Yesterday's reunion initially appeared to be in doubt when Mr King claimed he would be barred from visiting the child after Ashya was made a ward of court. But it was established that those proceedings do not stop the couple seeing him.

Mrs King told the BBC she had been "crying and crying" over the torment of not being able to see her son while she and her husband were detained in a Madrid jail.

Mr King has hit out at the treatment they have received since they removed him from Southampton a week ago, saying they had been "treated like terrorists".

He claimed he had previously informed the hospital about his plans to seek proton beam therapy for his son - which he said was not available to him on the NHS - but kept the date that he intended to take him secret, for fear he would be stopped.

"I couldn't actually tell them the day because they had threatened me previously," he said.

"When I just asked 'What is cancer? How did my son get it? Is there any alternatives?', straight away they said if I ask any more questions the right for me to make a decision would be taken away from me because they get an immediate court paper to say that they have right over my child.

"So from that moment I had so much fear to mention anything to them because they could have stopped my son getting any treatment and just forcing this very strong treatment on him.

"I was in fear."

They couple were freed from Soto del Real prison on Tuesday night after British authorities abandoned their attempts to extradite them, amid a public backlash.

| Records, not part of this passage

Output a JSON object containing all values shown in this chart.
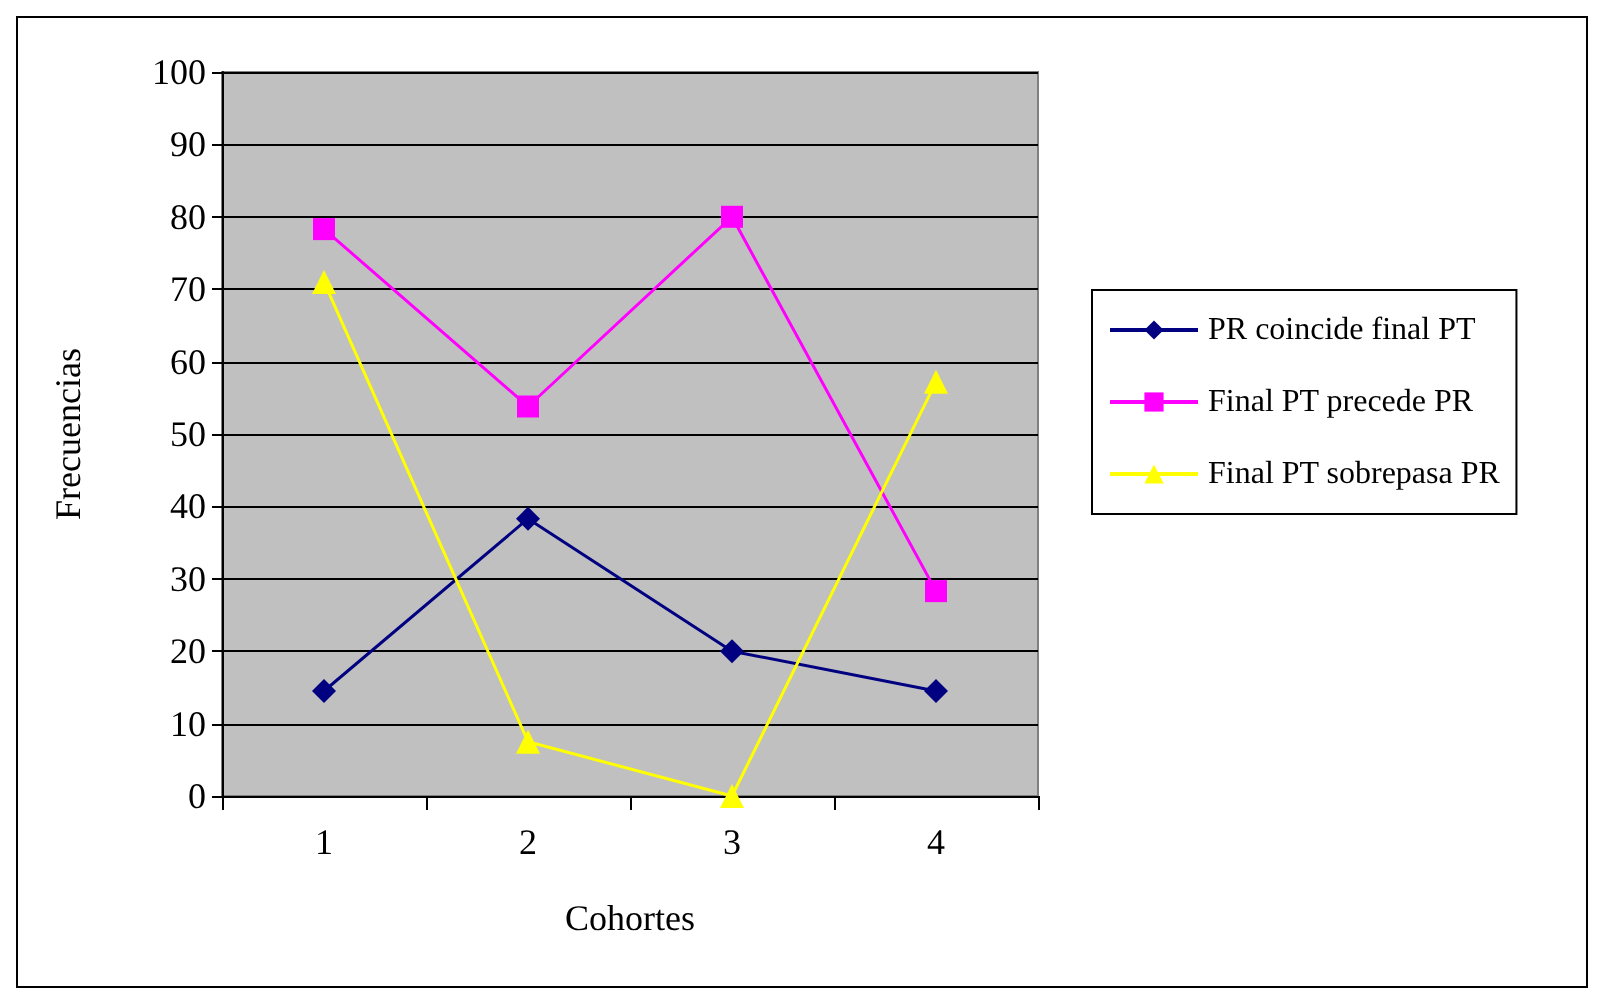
{
  "chart_data": {
    "type": "line",
    "xlabel": "Cohortes",
    "ylabel": "Frecuencias",
    "categories": [
      "1",
      "2",
      "3",
      "4"
    ],
    "series": [
      {
        "name": "PR coincide final PT",
        "color": "#000080",
        "marker": "diamond",
        "values": [
          14.5,
          38.3,
          20,
          14.5
        ]
      },
      {
        "name": "Final PT precede PR",
        "color": "#ff00ff",
        "marker": "square",
        "values": [
          78.3,
          53.8,
          80,
          28.3
        ]
      },
      {
        "name": "Final PT sobrepasa PR",
        "color": "#ffff00",
        "marker": "triangle",
        "values": [
          71,
          7.5,
          0,
          57.2
        ]
      }
    ],
    "ylim": [
      0,
      100
    ],
    "yticks": [
      0,
      10,
      20,
      30,
      40,
      50,
      60,
      70,
      80,
      90,
      100
    ],
    "grid": "y",
    "legend": "right",
    "line_style": "solid"
  }
}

David Cameron told MPs this week that decisions taken in Ashya's case were "not correct".

And today the Prime Minister said it appeared that "common sense" had now prevailed, with Ashya's reunion with his parents.

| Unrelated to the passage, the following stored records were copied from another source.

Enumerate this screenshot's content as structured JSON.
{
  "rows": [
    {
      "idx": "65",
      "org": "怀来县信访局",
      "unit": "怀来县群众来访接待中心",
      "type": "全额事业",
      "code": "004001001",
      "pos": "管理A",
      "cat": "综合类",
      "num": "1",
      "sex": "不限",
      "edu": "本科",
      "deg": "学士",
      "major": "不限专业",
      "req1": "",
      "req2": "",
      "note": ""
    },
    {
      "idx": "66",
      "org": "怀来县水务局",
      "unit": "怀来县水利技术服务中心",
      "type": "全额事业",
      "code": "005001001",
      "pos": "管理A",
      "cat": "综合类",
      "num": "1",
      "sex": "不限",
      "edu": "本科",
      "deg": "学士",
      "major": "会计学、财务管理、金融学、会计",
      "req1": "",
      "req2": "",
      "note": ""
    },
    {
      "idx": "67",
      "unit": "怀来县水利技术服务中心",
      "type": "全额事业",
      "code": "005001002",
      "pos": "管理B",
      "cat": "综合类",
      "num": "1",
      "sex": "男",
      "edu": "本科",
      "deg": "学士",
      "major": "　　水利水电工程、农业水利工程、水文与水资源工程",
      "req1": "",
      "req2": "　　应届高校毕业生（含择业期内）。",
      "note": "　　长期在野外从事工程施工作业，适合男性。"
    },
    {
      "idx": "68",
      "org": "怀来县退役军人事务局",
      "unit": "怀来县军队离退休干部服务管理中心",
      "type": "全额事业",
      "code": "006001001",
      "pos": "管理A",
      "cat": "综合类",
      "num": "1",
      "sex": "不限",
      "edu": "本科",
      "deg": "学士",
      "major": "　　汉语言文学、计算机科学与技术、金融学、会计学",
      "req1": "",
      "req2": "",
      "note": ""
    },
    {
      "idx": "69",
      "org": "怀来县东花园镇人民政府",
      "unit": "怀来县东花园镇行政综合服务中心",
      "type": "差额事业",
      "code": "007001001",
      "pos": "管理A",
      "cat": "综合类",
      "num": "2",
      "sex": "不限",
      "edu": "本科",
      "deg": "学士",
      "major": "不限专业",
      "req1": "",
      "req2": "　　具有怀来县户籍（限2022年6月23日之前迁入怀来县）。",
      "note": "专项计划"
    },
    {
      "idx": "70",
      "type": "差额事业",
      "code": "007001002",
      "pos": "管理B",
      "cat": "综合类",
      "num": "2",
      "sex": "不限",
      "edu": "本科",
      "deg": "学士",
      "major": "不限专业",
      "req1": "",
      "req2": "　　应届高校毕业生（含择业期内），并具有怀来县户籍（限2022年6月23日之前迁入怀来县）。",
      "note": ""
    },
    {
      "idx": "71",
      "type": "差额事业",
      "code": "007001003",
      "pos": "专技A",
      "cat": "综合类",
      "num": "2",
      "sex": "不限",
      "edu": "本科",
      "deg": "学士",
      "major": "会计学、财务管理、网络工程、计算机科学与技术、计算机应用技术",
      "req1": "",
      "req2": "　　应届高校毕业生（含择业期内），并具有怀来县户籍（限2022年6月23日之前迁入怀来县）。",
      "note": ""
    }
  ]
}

Speaking on ITV1's Good Morning Britain, Mr Cameron said: "I think in the end common sense won out and this poor child has been reunited with his family, but it is tragic they were separated.

"Having had a disabled child often in hospital being fed through a tube, those pictures absolutely meant so much to me, because the thought of having your much loved boy separated from you for all those hours and days, I can't think of anything more painful for a parent."

Speaking outside Southampton General Hospital yesterday, Dr Peter Wilson, chief paediatrician, told Sky News that the family had made it clear that they would like to take Ashya to Prague, but that the hospital had no idea the family had planned to leave.

He said the family were not keen on parts of the treatment which had been suggested, and that there were discussions about different forms of treatment. He added that the hospital had "absolutely not" threatened Mr and Mrs King with an order which would have taken away their right to make decisions about their son's care.

Earlier the Proton Therapy Centre in the Czech Republic claimed it had been sent Ashya's medical records and believed the technique was suitable for him.

A fundraising page set up to help pay for the treatment has so far raised more than £41,000, while Charity Kids'n'CancerUK said they have agreed to pay the £100,000 needed for Ashya's treatment, plus living costs, after donors pledged £35,000 in 24 hours.